神里達博の「月刊安心新聞+」

 中古車販売大手「ビッグモーター(東京都港区)」が、自動車保険の保険金を不正請求していた問題が連日、報じられている。このことはどのような経緯で表面化したのだろうか。実は話は1年以上前にさかのぼる。

 損害保険業界は保険に関する犯罪を防ぐため、各地の都道府県警と連携して「損害保険防犯対策協議会」という組織を設置している。複数の報道を総合すると、2022年3月ごろ、ある地方の「協議会」に、ビッグモーターの内情を知る人から「過剰請求がある」との告発があったという。

 これを受け、ビッグモーターと特に取引が多かった、損害保険ジャパン、三井住友海上火災保険、東京海上日動火災保険の3社が調べたところ、複数の不正請求が見つかったのだ。そこで損保3社は22年6月、同社に実態調査の実施を申し入れた。

 ビッグモーターは内部調査を行って3社に報告したが、損保側は客観性・透明性などの点で不十分と判断し、利害関係のない第三者委員会による調査を求めた。当初、同社は内部調査にこだわったようだが、途中で方針を転換、23年1月に元名古屋高検検事長の青沼隆之弁護士を委員長とする特別調査委員会を設置し、より徹底した調査が開始されたのだ。
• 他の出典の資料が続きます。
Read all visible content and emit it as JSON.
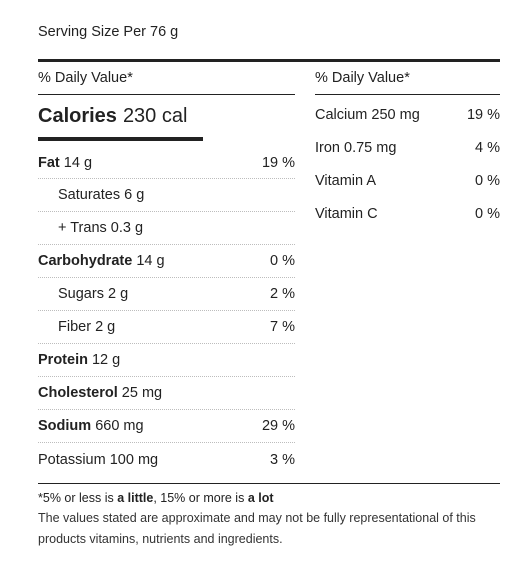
{
  "serving_size": "Serving Size Per 76 g",
  "daily_value_header": "% Daily Value*",
  "calories": {
    "label": "Calories",
    "value": "230 cal"
  },
  "left_nutrients": [
    {
      "name": "Fat",
      "amount": "14 g",
      "pct": "19 %",
      "bold": true,
      "indent": false
    },
    {
      "name": "Saturates",
      "amount": "6 g",
      "pct": "",
      "bold": false,
      "indent": true
    },
    {
      "name": "+ Trans",
      "amount": "0.3 g",
      "pct": "",
      "bold": false,
      "indent": true
    },
    {
      "name": "Carbohydrate",
      "amount": "14 g",
      "pct": "0 %",
      "bold": true,
      "indent": false
    },
    {
      "name": "Sugars",
      "amount": "2 g",
      "pct": "2 %",
      "bold": false,
      "indent": true
    },
    {
      "name": "Fiber",
      "amount": "2 g",
      "pct": "7 %",
      "bold": false,
      "indent": true
    },
    {
      "name": "Protein",
      "amount": "12 g",
      "pct": "",
      "bold": true,
      "indent": false
    },
    {
      "name": "Cholesterol",
      "amount": "25 mg",
      "pct": "",
      "bold": true,
      "indent": false
    },
    {
      "name": "Sodium",
      "amount": "660 mg",
      "pct": "29 %",
      "bold": true,
      "indent": false
    },
    {
      "name": "Potassium",
      "amount": "100 mg",
      "pct": "3 %",
      "bold": false,
      "indent": false
    }
  ],
  "right_nutrients": [
    {
      "name": "Calcium 250 mg",
      "pct": "19 %"
    },
    {
      "name": "Iron 0.75 mg",
      "pct": "4 %"
    },
    {
      "name": "Vitamin A",
      "pct": "0 %"
    },
    {
      "name": "Vitamin C",
      "pct": "0 %"
    }
  ],
  "footnote": {
    "prefix": "*5% or less is ",
    "little": "a little",
    "middle": ", 15% or more is ",
    "lot": "a lot"
  },
  "disclaimer": "The values stated are approximate and may not be fully representational of this products vitamins, nutrients and ingredients."
}
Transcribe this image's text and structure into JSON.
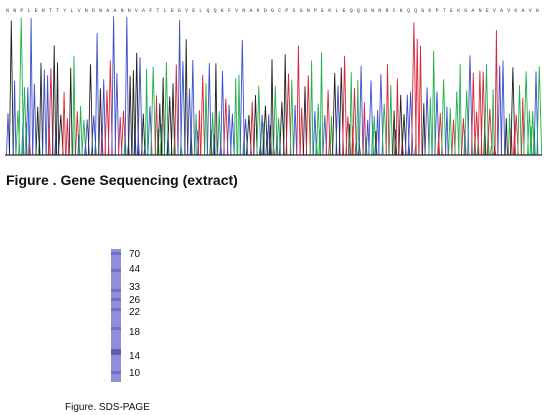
{
  "figures": [
    {
      "id": "gene-sequencing",
      "caption": "Figure . Gene Sequencing (extract)",
      "colors": {
        "A": "#22b14c",
        "C": "#3d4fc9",
        "G": "#222222",
        "T": "#d6263b",
        "baseline": "#2a2a2a"
      },
      "base_letters": "NNPLENTTYLVNDNAANNVAFTLEGVELQQKFVNAKDGCPSGNPEKLEQQGNNRCKQQGKPTEKGANEVAVKAVH"
    },
    {
      "id": "sds-page",
      "caption": "Figure. SDS-PAGE",
      "colors": {
        "lane": "#8e8fd8",
        "band": "#5b5cb8"
      },
      "markers": [
        "70",
        "44",
        "33",
        "26",
        "22",
        "18",
        "14",
        "10"
      ]
    }
  ]
}
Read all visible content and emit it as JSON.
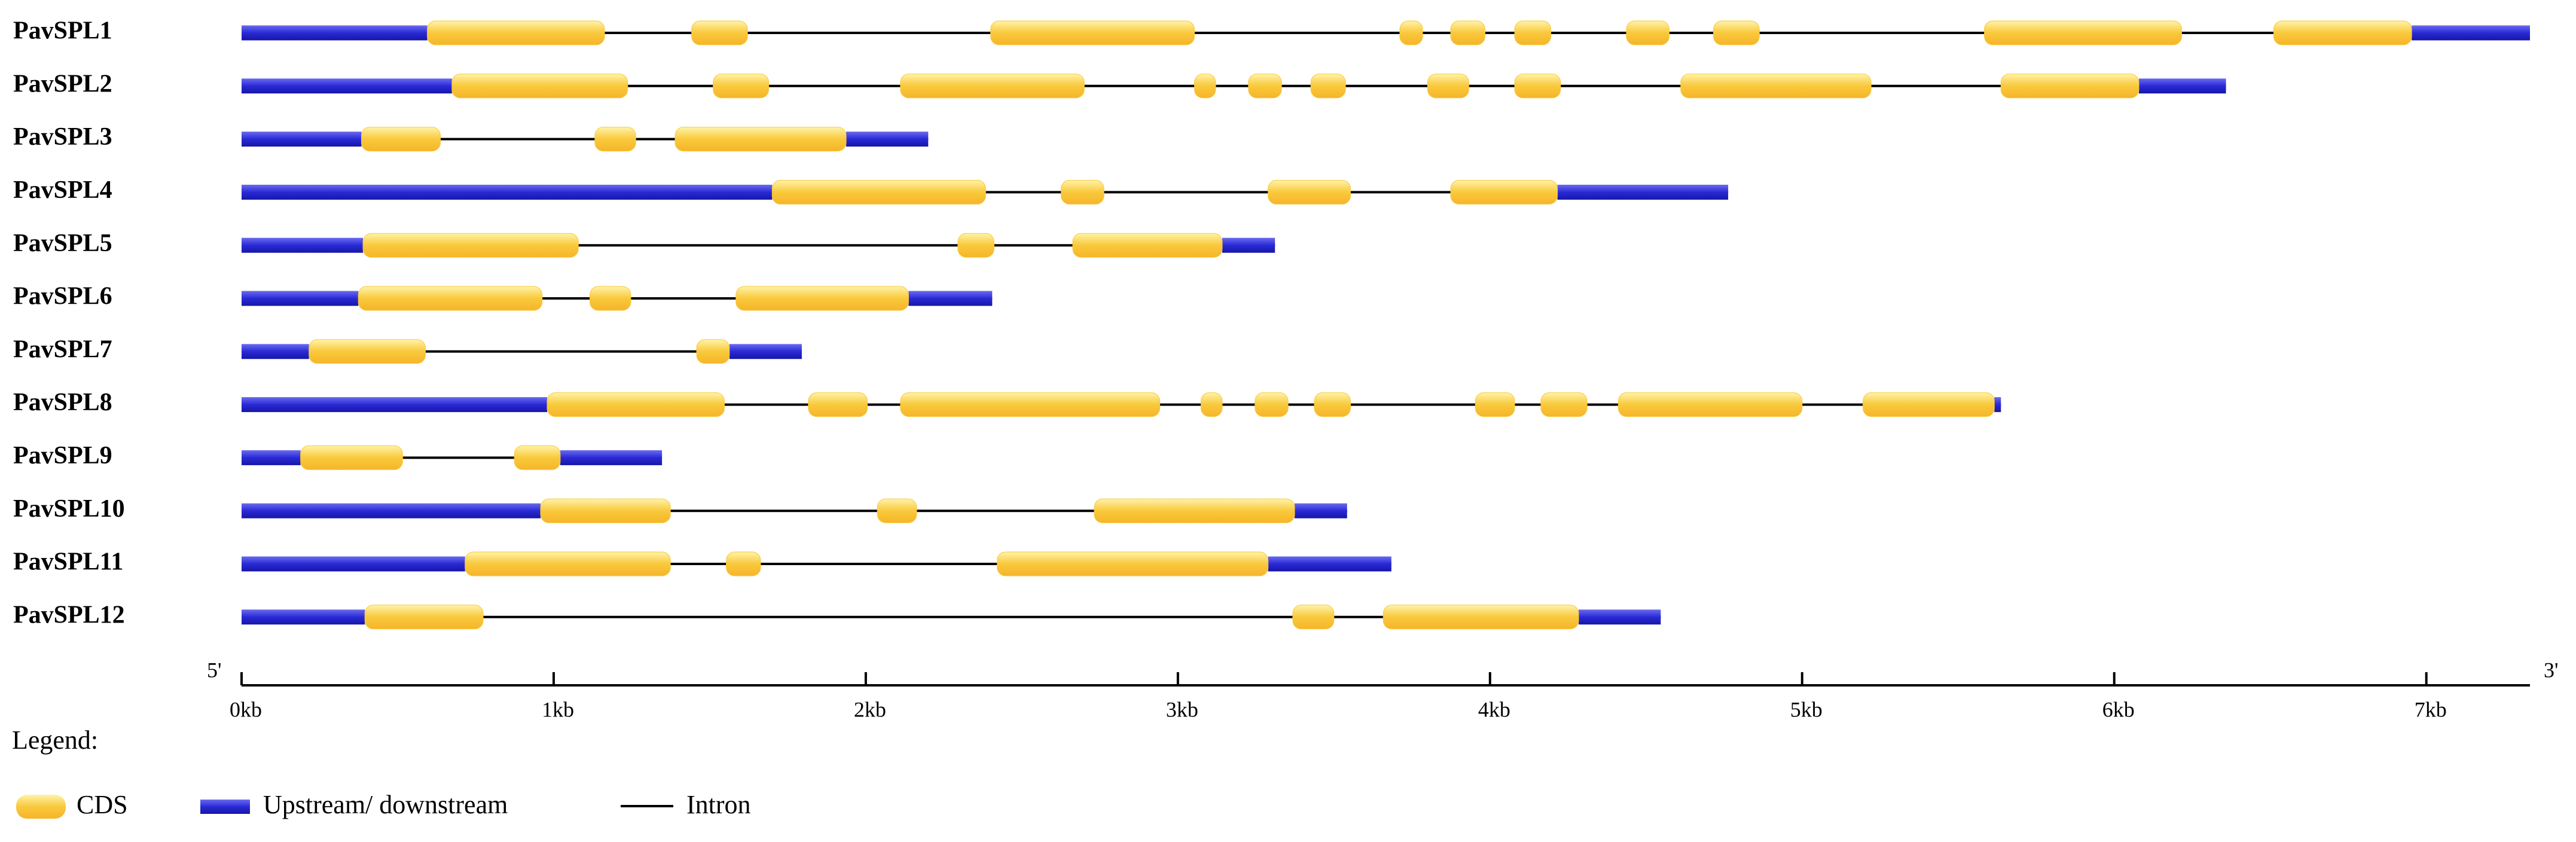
{
  "chart_data": {
    "type": "gene-structure",
    "cds_color": "#f9c93c",
    "utr_color": "#2a2ad6",
    "intron_color": "#000000",
    "xlim": [
      0,
      7332
    ],
    "xticks": [
      {
        "value": 0,
        "label": "0kb"
      },
      {
        "value": 1000,
        "label": "1kb"
      },
      {
        "value": 2000,
        "label": "2kb"
      },
      {
        "value": 3000,
        "label": "3kb"
      },
      {
        "value": 4000,
        "label": "4kb"
      },
      {
        "value": 5000,
        "label": "5kb"
      },
      {
        "value": 6000,
        "label": "6kb"
      },
      {
        "value": 7000,
        "label": "7kb"
      }
    ],
    "axis_start_label": "5'",
    "axis_end_label": "3'",
    "legend_title": "Legend:",
    "legend": {
      "cds": "CDS",
      "utr": "Upstream/ downstream",
      "intron": "Intron"
    },
    "genes": [
      {
        "name": "PavSPL1",
        "length": 7332,
        "cds": [
          [
            595,
            1163
          ],
          [
            1442,
            1621
          ],
          [
            2400,
            3053
          ],
          [
            3711,
            3784
          ],
          [
            3874,
            3984
          ],
          [
            4079,
            4195
          ],
          [
            4437,
            4574
          ],
          [
            4716,
            4863
          ],
          [
            5584,
            6216
          ],
          [
            6511,
            6953
          ]
        ]
      },
      {
        "name": "PavSPL2",
        "length": 6358,
        "cds": [
          [
            674,
            1237
          ],
          [
            1511,
            1689
          ],
          [
            2111,
            2700
          ],
          [
            3053,
            3121
          ],
          [
            3226,
            3332
          ],
          [
            3426,
            3537
          ],
          [
            3800,
            3932
          ],
          [
            4079,
            4226
          ],
          [
            4611,
            5221
          ],
          [
            5637,
            6079
          ]
        ]
      },
      {
        "name": "PavSPL3",
        "length": 2200,
        "cds": [
          [
            384,
            637
          ],
          [
            1132,
            1263
          ],
          [
            1389,
            1937
          ]
        ]
      },
      {
        "name": "PavSPL4",
        "length": 4763,
        "cds": [
          [
            1700,
            2384
          ],
          [
            2626,
            2763
          ],
          [
            3289,
            3553
          ],
          [
            3874,
            4216
          ]
        ]
      },
      {
        "name": "PavSPL5",
        "length": 3311,
        "cds": [
          [
            389,
            1079
          ],
          [
            2295,
            2411
          ],
          [
            2663,
            3142
          ]
        ]
      },
      {
        "name": "PavSPL6",
        "length": 2405,
        "cds": [
          [
            374,
            963
          ],
          [
            1116,
            1247
          ],
          [
            1584,
            2137
          ]
        ]
      },
      {
        "name": "PavSPL7",
        "length": 1795,
        "cds": [
          [
            216,
            589
          ],
          [
            1458,
            1563
          ]
        ]
      },
      {
        "name": "PavSPL8",
        "length": 5637,
        "cds": [
          [
            979,
            1547
          ],
          [
            1816,
            2005
          ],
          [
            2111,
            2942
          ],
          [
            3074,
            3142
          ],
          [
            3247,
            3353
          ],
          [
            3437,
            3553
          ],
          [
            3953,
            4079
          ],
          [
            4163,
            4311
          ],
          [
            4411,
            5000
          ],
          [
            5195,
            5616
          ]
        ]
      },
      {
        "name": "PavSPL9",
        "length": 1347,
        "cds": [
          [
            189,
            516
          ],
          [
            874,
            1021
          ]
        ]
      },
      {
        "name": "PavSPL10",
        "length": 3542,
        "cds": [
          [
            958,
            1374
          ],
          [
            2037,
            2163
          ],
          [
            2732,
            3374
          ]
        ]
      },
      {
        "name": "PavSPL11",
        "length": 3684,
        "cds": [
          [
            716,
            1374
          ],
          [
            1553,
            1663
          ],
          [
            2421,
            3289
          ]
        ]
      },
      {
        "name": "PavSPL12",
        "length": 4547,
        "cds": [
          [
            395,
            774
          ],
          [
            3368,
            3500
          ],
          [
            3658,
            4284
          ]
        ]
      }
    ]
  }
}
 そして先月、同委員会から同社に報告書が提出されたわけだが、その内容は実に驚くべきものだった。わざと車に損傷を与え、余計な修理をして保険金を請求するといった手口に、日本中がショックを受けたのである。ここに来て、国土交通省や金融庁も実態解明に乗り出すとしている。

 ちなみにこの問題については、経済誌の「東洋経済」や自動車雑誌の「ニューモデルマガジンX」が、22年から粘り強く追及している。両誌のこれまでの努力に、読者の一人として、敬意を表したい。

 さて、私がこの事件のことを知ってすぐに連想したのは、「レモン市場」のことだ。「レモン」とはアメリカ英語で「欠陥車」を意味する。